The big sportswear brands have their biggest stakes in individual athletes. Not a day passes when we don’t see some big sports star on our TV or computer screens.
The 2010 World Cup in South Africa was the last for David Beckham; it was also supposed to be the big debut for stars like Kaká, Messi and Cristiano Ronaldo. With Beckham on the sidelines before the tournament even began, and the rest of the sport’s stars bowing out too soon, we reached the World Cup final with other figures who, starting Monday, will be in good shape to demand much more money from their sponsors. They’ve earned it.
The three main sportswear brands- Nike, Adidas and Puma – were surely disappointed to see their big stars out of the final. They’ll “only” be watching “their” teams duke it out.
In fact, the quarterfinal lineup seems like it was tailor made so that the big three could balance their budgets:
- Holland (Nike) – Brazil (Nike)
- Uruguay (Puma) – Ghana (Puma)
- Argentina (Adidas) – Germany (Adidas)
- Paraguay (Adidas) – Spain (Adidas)
Adidas already knew it would see one of its teams in the final, while Nike and Puma, on the other hand, were left to fight it out in the semifinals. After Sunday’s game, one of the big brands could keep winning after the game.

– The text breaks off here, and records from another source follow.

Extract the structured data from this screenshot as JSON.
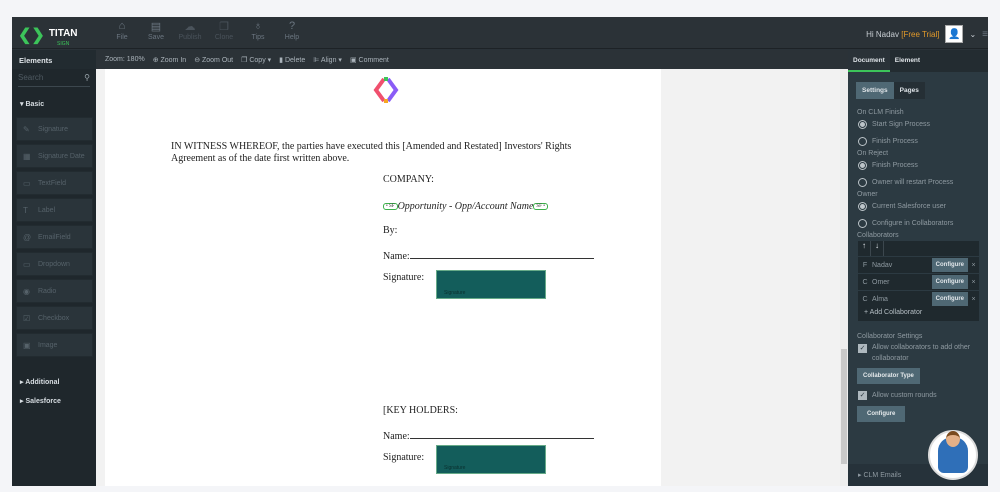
{
  "header": {
    "logo_title": "TITAN",
    "logo_sub": "SIGN",
    "tools": [
      {
        "label": "File",
        "icon": "file-icon"
      },
      {
        "label": "Save",
        "icon": "save-icon"
      },
      {
        "label": "Publish",
        "icon": "cloud-upload-icon"
      },
      {
        "label": "Clone",
        "icon": "clone-icon"
      },
      {
        "label": "Tips",
        "icon": "lightbulb-icon"
      },
      {
        "label": "Help",
        "icon": "help-icon"
      }
    ],
    "greeting": "Hi Nadav",
    "trial": "[Free Trial]"
  },
  "toolbar": {
    "zoom": "Zoom: 180%",
    "zoom_in": "Zoom In",
    "zoom_out": "Zoom Out",
    "copy": "Copy",
    "delete": "Delete",
    "align": "Align",
    "comment": "Comment"
  },
  "sidebar": {
    "title": "Elements",
    "search_placeholder": "Search",
    "basic": "Basic",
    "items": [
      "Signature",
      "Signature Date",
      "TextField",
      "Label",
      "EmailField",
      "Dropdown",
      "Radio",
      "Checkbox",
      "Image"
    ],
    "additional": "Additional",
    "salesforce": "Salesforce"
  },
  "document": {
    "witness": "IN WITNESS WHEREOF, the parties have executed this [Amended and Restated] Investors' Rights Agreement as of the date first written above.",
    "company": "COMPANY:",
    "sf_tag": "SF",
    "sf_field": "Opportunity - Opp/Account Name",
    "by": "By:",
    "name": "Name:",
    "signature": "Signature:",
    "sig_field": "Signature",
    "key_holders": "[KEY HOLDERS:"
  },
  "right": {
    "tabs": [
      "Document",
      "Element"
    ],
    "subtabs": [
      "Settings",
      "Pages"
    ],
    "on_finish": "On CLM Finish",
    "finish_opts": [
      "Start Sign Process",
      "Finish Process"
    ],
    "on_reject": "On Reject",
    "reject_opts": [
      "Finish Process",
      "Owner will restart Process"
    ],
    "owner": "Owner",
    "owner_opts": [
      "Current Salesforce user",
      "Configure in Collaborators"
    ],
    "collaborators": "Collaborators",
    "collab_list": [
      {
        "type": "F",
        "name": "Nadav"
      },
      {
        "type": "C",
        "name": "Omer"
      },
      {
        "type": "C",
        "name": "Alma"
      }
    ],
    "configure": "Configure",
    "add_collab": "Add Collaborator",
    "collab_settings": "Collaborator Settings",
    "allow_add": "Allow collaborators to add other collaborator",
    "collab_type": "Collaborator Type",
    "allow_rounds": "Allow custom rounds",
    "clm_emails": "CLM Emails"
  }
}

Game results go hand in hand with immediate profits. For example, after England was eliminated from the World Cup, the price of an England team jersey dropped from £ 40 to £ 28.
There have also been lesser-known brands represented in this World Cup: Umbro (England), Joma (Honduras), Brooks (Chile), and Legea (North Korea). These last three have surely gained a higher return on investment than they expected when they negotiated their contracts with their respective teams.